Unlike the lingerie brands of yesteryear, many of these emerging brands — Fleur du Mal, Lively, Naja, Negative Underwear, Nubian Skin, and True & Co. among them — were founded by women for women. They tend to take a feminist approach to their marketing that feels fresh and contemporary to today’s socially conscious shoppers.
Established brands made pivots, too. Plus-size retailer Lane Bryant captured headlines — and customers’ support — last year with the release of #ImNoAngel campaign, a not-so-subtle jab at Victoria’s Secret, which calls its spokesmodels “Angels.” Artfully shot in black-and-white, it featured a cast of models smiling in their underthings, stomach rolls and cellulite included.
“Our view, quite simply, is that all women deserve to be seen and celebrated,” says Brian Beitler, chief marketing officer of Lane Bryant. “Was there a tongue-and-cheek nod to Victoria’s Secret Angels? Yes. But the point is, we don’t want to represent some unattainable level of perfection.

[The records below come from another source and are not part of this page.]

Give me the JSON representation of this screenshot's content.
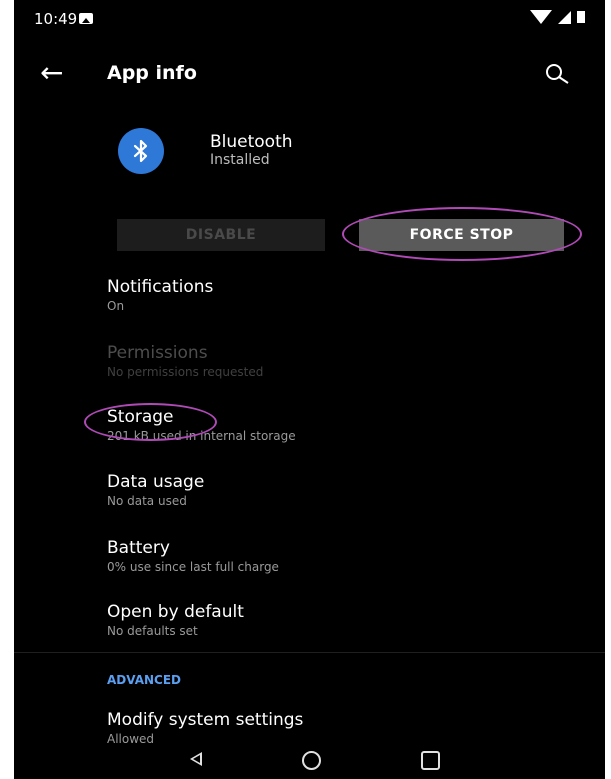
{
  "status_bar": {
    "time": "10:49",
    "notification_icon": "image-icon",
    "icons": [
      "wifi-icon",
      "signal-icon",
      "battery-icon"
    ]
  },
  "app_bar": {
    "back_icon": "arrow-left-icon",
    "title": "App info",
    "search_icon": "search-icon"
  },
  "app": {
    "icon": "bluetooth-icon",
    "name": "Bluetooth",
    "status": "Installed",
    "icon_color": "#2e78d8"
  },
  "actions": {
    "disable_label": "DISABLE",
    "force_stop_label": "FORCE STOP"
  },
  "settings": [
    {
      "title": "Notifications",
      "subtitle": "On"
    },
    {
      "title": "Permissions",
      "subtitle": "No permissions requested"
    },
    {
      "title": "Storage",
      "subtitle": "201 kB used in internal storage"
    },
    {
      "title": "Data usage",
      "subtitle": "No data used"
    },
    {
      "title": "Battery",
      "subtitle": "0% use since last full charge"
    },
    {
      "title": "Open by default",
      "subtitle": "No defaults set"
    }
  ],
  "advanced": {
    "header": "ADVANCED",
    "items": [
      {
        "title": "Modify system settings",
        "subtitle": "Allowed"
      }
    ]
  },
  "nav_bar": {
    "icons": [
      "nav-back-icon",
      "nav-home-icon",
      "nav-recents-icon"
    ]
  },
  "annotation_color": "#b04ab7",
  "accent_color": "#5b9ff0"
}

Angels, whether associated with Victoria’s Secret or not, represent perfection.”
Aerie, a youth-oriented lingerie brand owned by American Eagle Outfitters, has also taken aim at Victoria’s Secret heavy use of airbrushing, releasing ads with the tagline, “The girl in this photo has not been retouched. The real you is sexy. #aerieREAL.” Aerie has made considerable inroads with teens and millennial shoppers in recent years. In November, AEO reported that it had a record sales quarter, and showed a 17% increase from earnings per share from the year prior.

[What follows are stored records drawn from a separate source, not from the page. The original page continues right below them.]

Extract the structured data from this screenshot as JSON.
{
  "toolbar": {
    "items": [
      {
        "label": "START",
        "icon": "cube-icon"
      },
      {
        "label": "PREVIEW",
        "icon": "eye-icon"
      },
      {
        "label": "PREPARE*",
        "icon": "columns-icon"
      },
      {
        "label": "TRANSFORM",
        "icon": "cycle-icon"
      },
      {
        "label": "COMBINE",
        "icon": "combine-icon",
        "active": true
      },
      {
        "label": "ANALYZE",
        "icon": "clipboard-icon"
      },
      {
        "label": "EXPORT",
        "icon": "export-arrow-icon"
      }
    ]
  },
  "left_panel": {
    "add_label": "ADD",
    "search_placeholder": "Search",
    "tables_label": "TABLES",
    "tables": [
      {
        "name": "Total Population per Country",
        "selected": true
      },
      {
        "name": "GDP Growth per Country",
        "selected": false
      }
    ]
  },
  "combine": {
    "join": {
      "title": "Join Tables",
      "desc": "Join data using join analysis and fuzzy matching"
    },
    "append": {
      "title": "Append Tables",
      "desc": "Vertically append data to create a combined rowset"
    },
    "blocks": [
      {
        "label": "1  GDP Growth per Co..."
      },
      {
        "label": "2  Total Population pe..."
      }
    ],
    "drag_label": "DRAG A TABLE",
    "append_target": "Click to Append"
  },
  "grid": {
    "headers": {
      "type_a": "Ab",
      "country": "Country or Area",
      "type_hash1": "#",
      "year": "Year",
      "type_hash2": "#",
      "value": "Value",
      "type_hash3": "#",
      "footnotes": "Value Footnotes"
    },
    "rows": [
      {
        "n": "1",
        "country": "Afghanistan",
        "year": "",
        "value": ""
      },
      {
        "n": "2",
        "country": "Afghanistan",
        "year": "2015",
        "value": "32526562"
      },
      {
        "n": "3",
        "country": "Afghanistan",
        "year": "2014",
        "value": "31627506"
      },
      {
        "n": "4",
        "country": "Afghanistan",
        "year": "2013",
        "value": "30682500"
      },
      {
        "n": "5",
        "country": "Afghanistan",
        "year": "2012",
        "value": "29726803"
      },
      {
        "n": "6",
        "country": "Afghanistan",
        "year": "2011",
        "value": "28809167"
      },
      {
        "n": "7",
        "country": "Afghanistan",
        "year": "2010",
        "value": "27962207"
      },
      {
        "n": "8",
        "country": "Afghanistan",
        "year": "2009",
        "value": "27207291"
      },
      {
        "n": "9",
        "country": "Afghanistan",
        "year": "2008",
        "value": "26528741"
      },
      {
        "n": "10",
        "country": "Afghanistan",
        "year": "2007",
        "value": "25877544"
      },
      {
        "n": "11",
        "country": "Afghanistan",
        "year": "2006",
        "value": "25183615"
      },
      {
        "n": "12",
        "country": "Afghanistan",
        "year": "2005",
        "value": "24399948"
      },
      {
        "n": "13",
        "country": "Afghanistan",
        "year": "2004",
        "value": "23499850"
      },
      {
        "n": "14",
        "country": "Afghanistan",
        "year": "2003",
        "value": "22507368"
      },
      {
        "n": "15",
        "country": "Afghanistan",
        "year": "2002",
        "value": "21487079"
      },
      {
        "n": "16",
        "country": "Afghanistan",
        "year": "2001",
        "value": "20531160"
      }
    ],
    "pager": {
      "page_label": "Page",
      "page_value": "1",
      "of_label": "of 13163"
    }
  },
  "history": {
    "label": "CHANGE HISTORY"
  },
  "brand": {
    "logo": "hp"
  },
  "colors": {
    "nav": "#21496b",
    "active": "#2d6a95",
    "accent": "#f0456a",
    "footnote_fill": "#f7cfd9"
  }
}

Maybe because Victoria Secret is still the industry leader raking in billions, the company was slow to respond until the new reality hit their bottom line. “Victoria’s Secret was late to major trends like bralettes and athleisure,” says Grant. But company earnings reports from October 2016 show that the introduction of these two product categories were key in increasing net sales.
We don’t want to represent some unattainable level of perfection. Angels, whether associated with Victoria’s Secret or not, represent [that].
And while the ads plastered on the storefronts still look mostly the same, another sign that the company’s marketing may be primed for a shift surfaced this fall, when the brand deftly posted a behind-the-scenes photo of Jasmine Tookes on set that, though plenty aspirational, made no effort to disguise the model’s stretch marks. (They did, however, use a retouched photo in the catalog.) “I love that Victoria's Secret is now using models which show off stretch marks,” one fan wrote on Twitter, echoing several others.
There’s also the matter of international expansion — after all, Victoria’s Secret treatment of sexuality and femininity is still considered progressive in many countries outside of the United States. While it has faced difficulties navigating cultural norms — particularly in more culturally conservative regions like mainland China where its stores stock fragrances and accessories, but not lingerie — it has an opportunity to push the same boundaries in other countries as it did for Americans in the ‘90s.
Because at its core, Victoria’s Secret still has the largest voice and the biggest platform to deliver the idea that women’s bodies are beautiful, and are worth celebrating. And that’s something that will always be revolutionary.